A second interesting outcome of this study was the greater responsiveness to ACH, a NO-releasing muscarinic agonist,13 with preserved effect of NIP, a NO-independent vasoactive drug,17 in Q/R + R/R than in Q/Q patients. This diverging pattern, diagnostic of a differential interaction with the NO-mediated endothelial pathway, could not be ascribed to a series of potentially damaging factors for endothelial function such as BP levels, LDL-C, and smoking habits27 or pathophysiological factors related to the MetS phenotype28 because all those variables were evenly distributed across Q192R genotypes. Rather, responses to ACH are dependent on endothelial NO,13 whose degradation is increased by oxidized LDL and other peroxides29 that PON1 seems to dispose to a greater extent in the presence of the mutant R allele.30,31 This hypothesis contrasts with in vitro evidence,32 although in vivo and in vitro regulation of LDL oxidation may differ or the Q192R PON1 polymorphism might influence forearm response to ACH in hypertension by mechanism unrelated to LDL oxidation, eg, by interacting with other functional PON gene polymorphisms in the coding or promoter regions.8 Whatever be the case, our data are consistent with previous reports of greater flow-mediated forearm vasodilatation33 and preserved epicardial coronary vasodilatation to NO-acting substances34,35 in Q/R + R/R patients as compared with their Q/Q counterparts. The evidence in the field is, however, controversial36–38 possibly because of heterogeneous experimental conditions, different methods to investigate endothelial function and the specific pathophysiology of the clinical conditions under investigation.

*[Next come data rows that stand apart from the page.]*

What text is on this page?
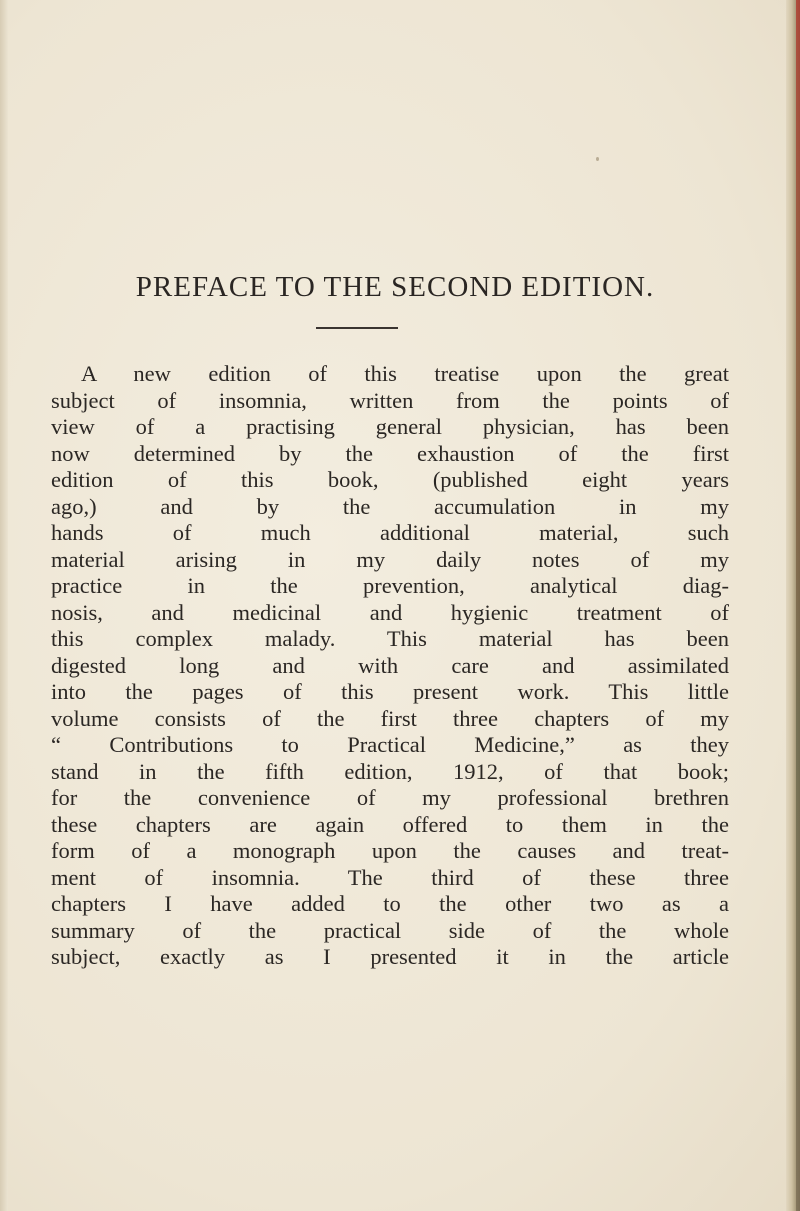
PREFACE TO THE SECOND EDITION.
A new edition of this treatise upon the great
subject of insomnia, written from the points of
view of a practising general physician, has been
now determined by the exhaustion of the first
edition of this book, (published eight years
ago,) and by the accumulation in my
hands of much additional material, such
material arising in my daily notes of my
practice in the prevention, analytical diag-
nosis, and medicinal and hygienic treatment of
this complex malady. This material has been
digested long and with care and assimilated
into the pages of this present work. This little
volume consists of the first three chapters of my
“ Contributions to Practical Medicine,” as they
stand in the fifth edition, 1912, of that book;
for the convenience of my professional brethren
these chapters are again offered to them in the
form of a monograph upon the causes and treat-
ment of insomnia. The third of these three
chapters I have added to the other two as a
summary of the practical side of the whole
subject, exactly as I presented it in the article
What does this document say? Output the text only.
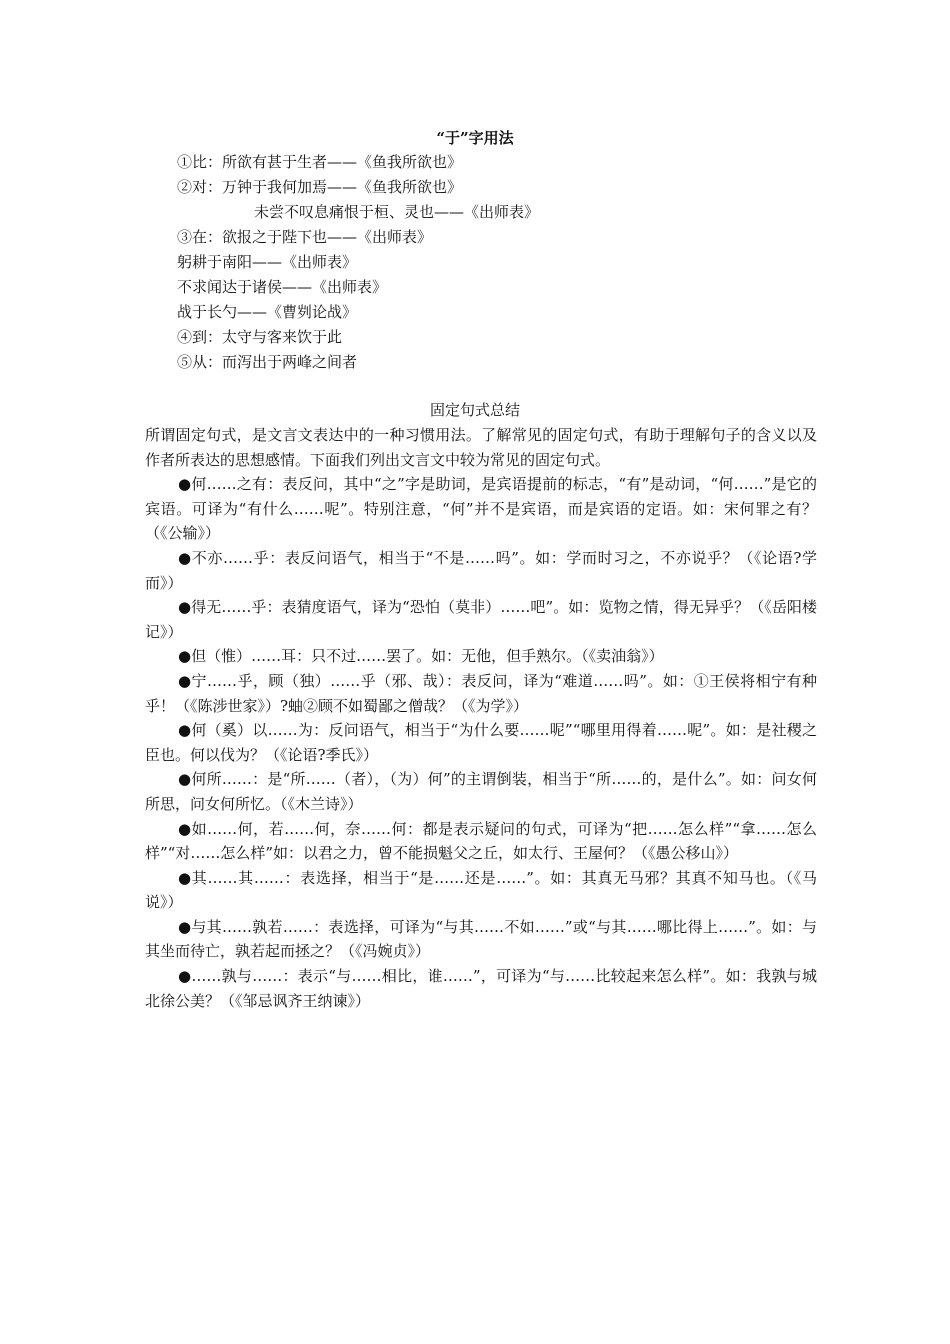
“于”字用法
①比：所欲有甚于生者——《鱼我所欲也》
②对：万钟于我何加焉——《鱼我所欲也》
未尝不叹息痛恨于桓、灵也——《出师表》
③在：欲报之于陛下也——《出师表》
躬耕于南阳——《出师表》
不求闻达于诸侯——《出师表》
战于长勺——《曹刿论战》
④到：太守与客来饮于此
⑤从：而泻出于两峰之间者
固定句式总结

所谓固定句式，是文言文表达中的一种习惯用法。了解常见的固定句式，有助于理解句子的含义以及作者所表达的思想感情。下面我们列出文言文中较为常见的固定句式。

●何……之有：表反问，其中“之”字是助词，是宾语提前的标志，“有”是动词，“何……”是它的宾语。可译为“有什么……呢”。特别注意，“何”并不是宾语，而是宾语的定语。如：宋何罪之有？（《公输》）

●不亦……乎：表反问语气，相当于“不是……吗”。如：学而时习之，不亦说乎？（《论语?学而》）

●得无……乎：表猜度语气，译为“恐怕（莫非）……吧”。如：览物之情，得无异乎？（《岳阳楼记》）

●但（惟）……耳：只不过……罢了。如：无他，但手熟尔。（《卖油翁》）

●宁……乎，顾（独）……乎（邪、哉）：表反问，译为“难道……吗”。如：①王侯将相宁有种乎！（《陈涉世家》）?蚰②顾不如蜀鄙之僧哉？（《为学》）

●何（奚）以……为：反问语气，相当于“为什么要……呢”“哪里用得着……呢”。如：是社稷之臣也。何以伐为？（《论语?季氏》）

●何所……：是“所……（者），（为）何”的主谓倒装，相当于“所……的，是什么”。如：问女何所思，问女何所忆。（《木兰诗》）

●如……何，若……何，奈……何：都是表示疑问的句式，可译为“把……怎么样”“拿……怎么样”“对……怎么样”如：以君之力，曾不能损魁父之丘，如太行、王屋何？（《愚公移山》）

●其……其……：表选择，相当于“是……还是……”。如：其真无马邪？其真不知马也。（《马说》）

●与其……孰若……：表选择，可译为“与其……不如……”或“与其……哪比得上……”。如：与其坐而待亡，孰若起而拯之？（《冯婉贞》）

●……孰与……：表示“与……相比，谁……”，可译为“与……比较起来怎么样”。如：我孰与城北徐公美？（《邹忌讽齐王纳谏》）
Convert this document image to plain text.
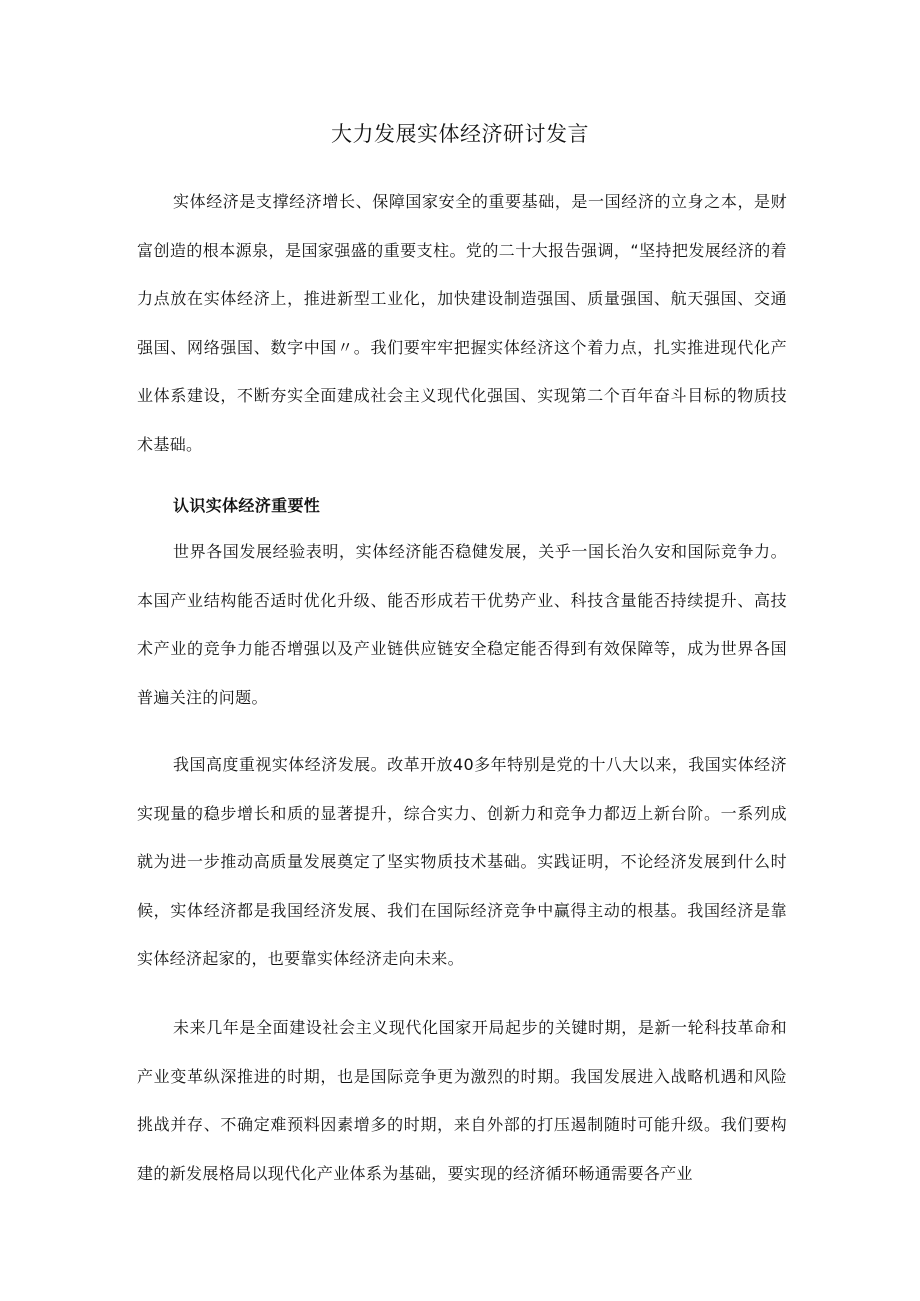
大力发展实体经济研讨发言

实体经济是支撑经济增长、保障国家安全的重要基础，是一国经济的立身之本，是财富创造的根本源泉，是国家强盛的重要支柱。党的二十大报告强调，“坚持把发展经济的着力点放在实体经济上，推进新型工业化，加快建设制造强国、质量强国、航天强国、交通强国、网络强国、数字中国〃。我们要牢牢把握实体经济这个着力点，扎实推进现代化产业体系建设，不断夯实全面建成社会主义现代化强国、实现第二个百年奋斗目标的物质技术基础。

认识实体经济重要性

世界各国发展经验表明，实体经济能否稳健发展，关乎一国长治久安和国际竞争力。本国产业结构能否适时优化升级、能否形成若干优势产业、科技含量能否持续提升、高技术产业的竞争力能否增强以及产业链供应链安全稳定能否得到有效保障等，成为世界各国普遍关注的问题。

我国高度重视实体经济发展。改革开放40多年特别是党的十八大以来，我国实体经济实现量的稳步增长和质的显著提升，综合实力、创新力和竞争力都迈上新台阶。一系列成就为进一步推动高质量发展奠定了坚实物质技术基础。实践证明，不论经济发展到什么时候，实体经济都是我国经济发展、我们在国际经济竞争中赢得主动的根基。我国经济是靠实体经济起家的，也要靠实体经济走向未来。

未来几年是全面建设社会主义现代化国家开局起步的关键时期，是新一轮科技革命和产业变革纵深推进的时期，也是国际竞争更为激烈的时期。我国发展进入战略机遇和风险挑战并存、不确定难预料因素增多的时期，来自外部的打压遏制随时可能升级。我们要构建的新发展格局以现代化产业体系为基础，要实现的经济循环畅通需要各产业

Q192R SNP, insulin resistance, and endothelial dysfunction

Some final comment deserves the weaker and borderline significant strength of the association of the Q192R polymorphism with endothelial dysfunction as compared with the highly significant and quantitatively stronger link with insulin resistance. However, forearm vasodilator responses to ACH, albeit highly specific for the L-Arginine-NO system,13 relate poorly to the underlying tonic activity of the L-Arginine-NO system. Moreover, they are unpredictably dependent upon endogenous muscarinic receptor reserve and ACH-esterase activity39 and mechanisms additional to NO40 concur to impair endothelial function in hypertension. Quite importantly, the high inter-individual variability of the infused forearm model method may have hindered stronger associations emerging more clearly in larger series.41

Limitations of the Study

Our study has some important limitations to be taken into account. First, we did not assess paraoxonase/arylesterase and other esterase activities including thiolactonase activity targeting homocysteine thiolactone, a main pro-oxidant agent,42 an important point because measurement of one enzymatic activity alone may not provide a complete sense of PON1 metabolism. As a matter of fact, paraoxonase activity was increased in non-diabetic subjects with insulin resistance as assessed by HOMA,43 confirming how difficult it may be to derive functional inferences based on the Q192R polymorphism. Second, cross-sectional studies such as ours do not provide causative relationship but only associations of uncertain cause–effect relevance. Third, our sample size was relatively limited although the phenotypic penetrance of the Q192R polymorphism was evidently stronger than that of other potentially relevant polymorphisms44–46 analyzed by us with negative results in this same series. Fourth, our all male cohort does not allow to extrapolate the present results to females in whom, eg, anti-oxidant effects of endogenous estrogens47 or increased HDL concentration typical of women48 might be conducive to different results.

Conclusions

The presence of the mutant R allele associates with greater insulin sensitivity and NO-mediated forearm vasodilatory response when compared with the wild Q/Q configuration of the Q192R polymorphism in uncomplicated essential hypertensive men. This finding has potentially relevant pathophysiological and clinical implications in need, however, of further evaluation.